Real Community, Not Algorithmic Spectacle
When your networks are open, knowable is modifiable, you stop being a metric or a data point. You become a person in a community again, who can re-build networks of care and trust. The #4opens give us tools to know each other better, to collaborate without permission, and to keep relationships alive across distance and time. We escape the isolation of the #dotcons by remembering what it means to belong, not to brands, but to people.
Reclaiming the Meaning of ‘Common Sense’
In this transition, we’ll have to rethink almost everything we take for granted. Why do we work so much? Why do we compete instead of collaborate? Why is everything a secret? Why are we trained to distrust?
The capitalist world naturalised its own ideology, it taught us that exploitation was just “how the world works.” The #4opens world undoes this conditioning. We’ll discover that our “common sense” was a prison, and that open thinking makes new realities possible.
We already lost privacy, let’s be honest that the #dotcons and the surveillance state see everything. This isn’t a warning, it’s the present, there’s no going back to closed data. Not legally or technically. The dream of sealed-off privacy is gone. So what can we do?
We open the #metadata bag. All of it. We make the hidden flows of power visible. We stop pretending that corporate surveillance is okay while peer-to-peer transparency is dangerous.
Yes, it’s uncomfortable. But in a world where we’ve already been stripped naked by Google, Amazon, and the NSA, radical transparency becomes the preferd path to justice. The question isn’t “how do we hide?” but “how do we share wisely and govern openly?”
What Does a Post-Capitalist, Open Society Look Like?
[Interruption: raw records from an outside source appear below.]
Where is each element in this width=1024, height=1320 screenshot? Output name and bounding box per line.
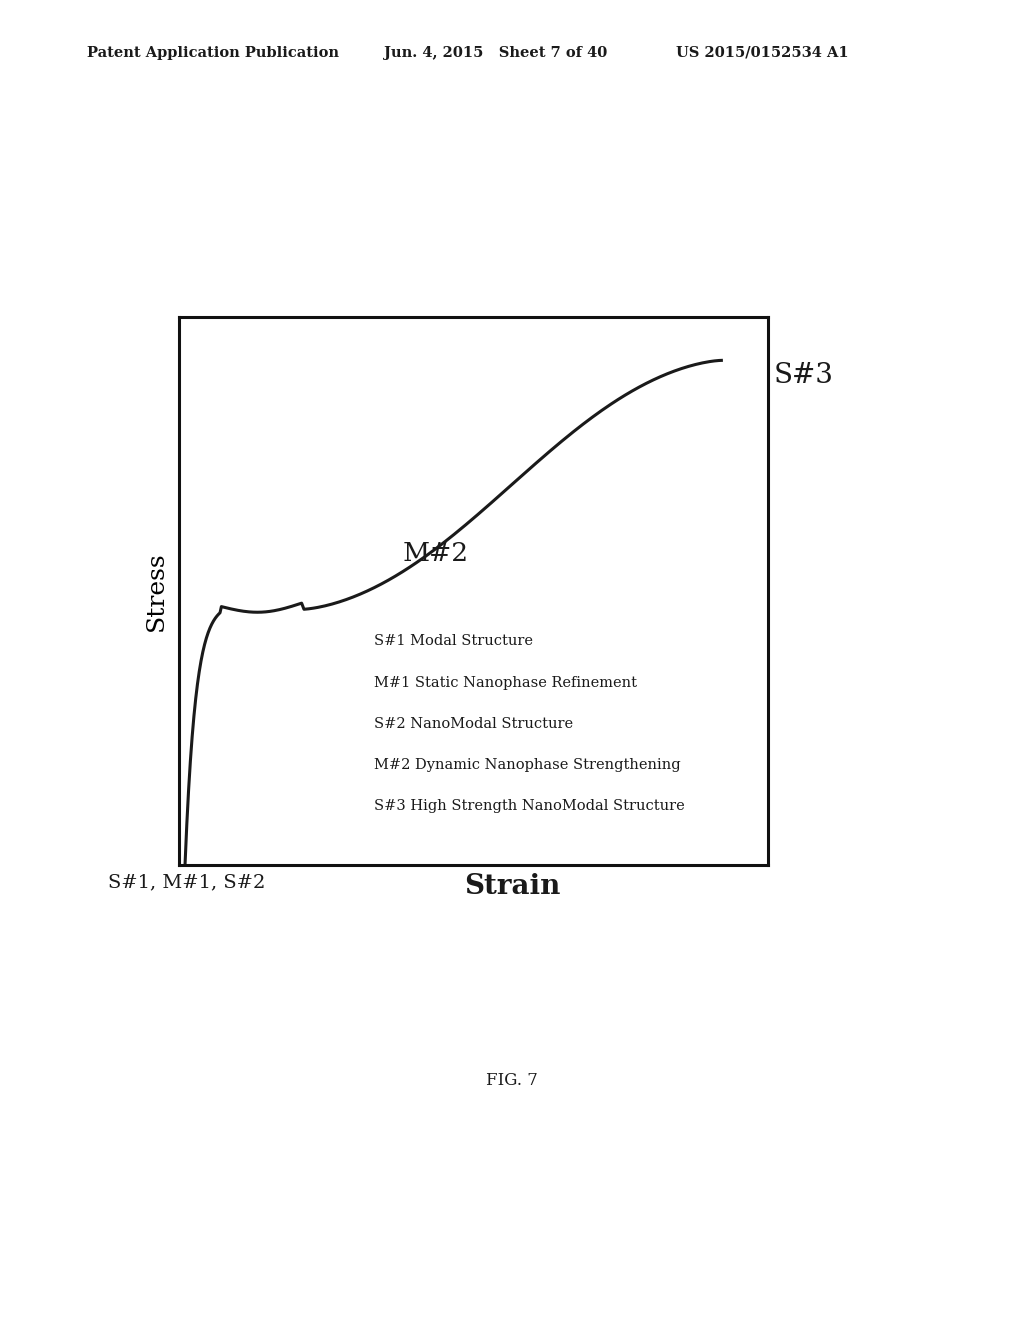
Text: M#2 Dynamic Nanophase Strengthening: M#2 Dynamic Nanophase Strengthening — [374, 758, 680, 772]
Text: Strain: Strain — [464, 873, 560, 900]
Text: Patent Application Publication: Patent Application Publication — [87, 46, 339, 59]
Text: S#1 Modal Structure: S#1 Modal Structure — [374, 635, 532, 648]
Y-axis label: Stress: Stress — [145, 550, 168, 631]
Text: US 2015/0152534 A1: US 2015/0152534 A1 — [676, 46, 849, 59]
Text: Jun. 4, 2015   Sheet 7 of 40: Jun. 4, 2015 Sheet 7 of 40 — [384, 46, 607, 59]
Text: FIG. 7: FIG. 7 — [486, 1072, 538, 1089]
Text: S#2 NanoModal Structure: S#2 NanoModal Structure — [374, 717, 572, 731]
Text: M#1 Static Nanophase Refinement: M#1 Static Nanophase Refinement — [374, 676, 637, 689]
Text: S#1, M#1, S#2: S#1, M#1, S#2 — [108, 873, 265, 891]
Text: M#2: M#2 — [402, 541, 469, 565]
Text: S#3: S#3 — [774, 362, 834, 388]
Text: S#3 High Strength NanoModal Structure: S#3 High Strength NanoModal Structure — [374, 799, 684, 813]
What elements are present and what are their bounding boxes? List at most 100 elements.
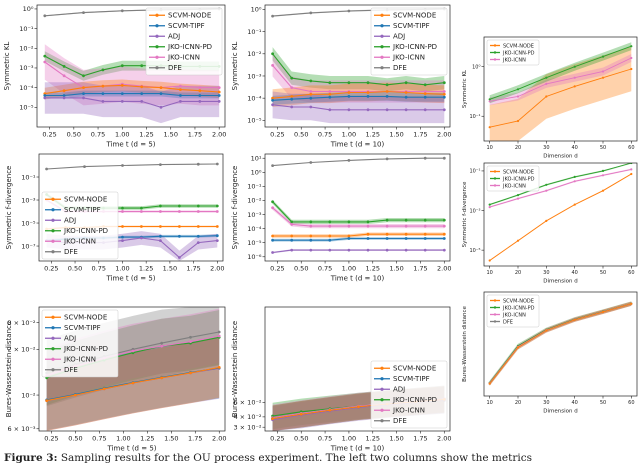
plot-area [488,42,633,141]
point-ADJ [215,239,219,243]
point-JKO-ICNN-PD [385,218,389,222]
x-tick-label: 1.00 [342,435,356,443]
point-SCVM-TIPF [198,94,202,97]
legend-marker-ADJ [380,387,384,391]
point-ADJ [43,96,47,100]
legend-box [370,7,448,76]
x-tick-label: 0.75 [91,131,105,139]
x-tick-label: 1.75 [413,131,427,139]
point-JKO-ICNN [545,82,548,85]
point-SCVM-TIPF [442,95,446,99]
series-line-JKO-ICNN-PD [489,45,632,100]
x-tick-label: 1.50 [164,435,178,443]
legend-marker-JKO-ICNN-PD [155,45,159,49]
x-tick-label: 1.50 [163,265,177,273]
y-axis-label: Symmetric KL [231,42,239,91]
y-tick-label: 6 × 10⁻³ [7,425,35,433]
x-tick-label: 1.50 [389,131,403,139]
point-JKO-ICNN-PD [385,83,389,87]
point-JKO-ICNN-PD [82,74,85,78]
point-JKO-ICNN-PD [43,54,47,58]
x-tick-label: 1.75 [413,435,427,443]
point-ADJ [385,248,389,252]
legend-label-ADJ: ADJ [393,386,405,394]
legend-label-JKO-ICNN-PD: JKO-ICNN-PD [392,396,437,404]
x-axis-label: Time t (d = 5) [106,275,156,283]
legend-marker-JKO-ICNN-PD [380,45,384,49]
x-tick-label: 30 [543,400,549,406]
x-tick-label: 0.75 [318,265,332,273]
point-SCVM-NODE [271,96,274,100]
legend-box [486,39,540,66]
x-tick-label: 10 [486,270,492,276]
legend: SCVM-NODE SCVM-TIPF ADJ JKO-ICNN-PD JKO-ICNN… [41,191,119,260]
y-tick-label: 10⁻² [21,391,36,399]
y-axis-label: Symmetric KL [3,42,11,91]
point-SCVM-TIPF [121,235,124,239]
point-ADJ [366,248,370,252]
legend-label-DFE: DFE [393,417,407,425]
point-JKO-ICNN [159,210,162,213]
point-JKO-ICNN [140,210,143,213]
point-SCVM-TIPF [215,234,219,238]
point-ADJ [179,100,182,103]
point-SCVM-TIPF [43,94,47,97]
point-SCVM-NODE [271,417,274,421]
point-SCVM-NODE [215,225,219,228]
band-JKO-ICNN [489,54,632,106]
x-tick-label: 50 [600,270,606,276]
legend-marker-SCVM-NODE [493,44,497,47]
point-SCVM-NODE [62,89,66,93]
point-SCVM-TIPF [196,234,200,238]
legend-label-JKO-ICNN-PD: JKO-ICNN-PD [167,43,212,51]
series-line-DFE [46,163,218,170]
point-SCVM-NODE [290,234,294,238]
point-DFE [347,159,351,162]
point-SCVM-NODE [45,399,49,402]
y-tick-label: 3 × 10⁻² [233,423,261,431]
point-JKO-ICNN-PD [347,220,351,224]
point-JKO-ICNN [196,210,200,213]
legend-box [145,7,223,76]
x-tick-label: 2.00 [212,435,226,443]
point-JKO-ICNN-PD [573,65,576,68]
x-tick-label: 1.25 [139,265,153,273]
legend-label-JKO-ICNN: JKO-ICNN [502,57,526,63]
point-JKO-ICNN-PD [423,218,427,222]
point-SCVM-TIPF [347,237,351,240]
legend-marker-SCVM-TIPF [51,326,55,330]
band-JKO-ICNN-PD [489,42,632,104]
point-ADJ [442,248,446,252]
band-SCVM-TIPF [272,237,445,242]
point-DFE [442,156,446,160]
point-JKO-ICNN-PD [601,55,605,58]
legend-label-DFE: DFE [503,319,513,325]
chart-bw_d5: 0.25 0.50 0.75 1.00 1.25 1.50 1.75 2.00 Time t (… [5,306,226,452]
point-DFE [189,335,192,339]
legend-marker-JKO-ICNN [155,55,159,59]
legend-label-JKO-ICNN: JKO-ICNN [63,356,96,364]
point-SCVM-NODE [423,232,427,236]
point-JKO-ICNN [423,224,427,228]
point-ADJ [423,108,427,112]
legend-label-JKO-ICNN: JKO-ICNN [392,54,425,62]
point-JKO-ICNN-PD [309,220,313,224]
y-axis-label: Bures-Wasserstein distance [462,306,468,382]
legend-marker-SCVM-TIPF [380,377,384,381]
plot-area [43,7,221,124]
y-tick-label: 10⁻³ [19,64,34,72]
x-tick-label: 0.50 [67,131,81,139]
plot-area [488,301,633,386]
series-line-SCVM-TIPF [272,95,445,101]
point-SCVM-TIPF [101,92,105,95]
point-SCVM-NODE [328,92,332,96]
x-tick-label: 0.50 [68,435,82,443]
point-JKO-ICNN-PD [404,81,408,85]
point-SCVM-NODE [404,232,408,236]
legend-marker-ADJ [51,336,55,340]
point-JKO-ICNN-PD [423,83,427,87]
legend-label-SCVM-NODE: SCVM-NODE [503,43,534,49]
x-tick-label: 0.50 [294,131,308,139]
point-SCVM-NODE [178,225,181,228]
It’s not utopia, it’s messy, it’s federated, full of tension and debate. But it’s also a world where:
Decisions are made in the open, not behind closed doors.
Software is built to be forked, not locked.
Platforms are governed by people and communitys, not shareholders.
Care is more valuable than control.
Collaboration is default, not an afterthought.
This is the vision of the #4opens, not a theory, but a practice. A lived, everyday politics. A shift from passive consumption to active creation. It’s the beginning of something new, rooted in #FOSS, a real path, where everything we already know works if we just trust each other enough to try.
So, what does a #4opens world look like? It looks like the world we’re already building, underneath the rubble of the old one. Time to pick up your shovels.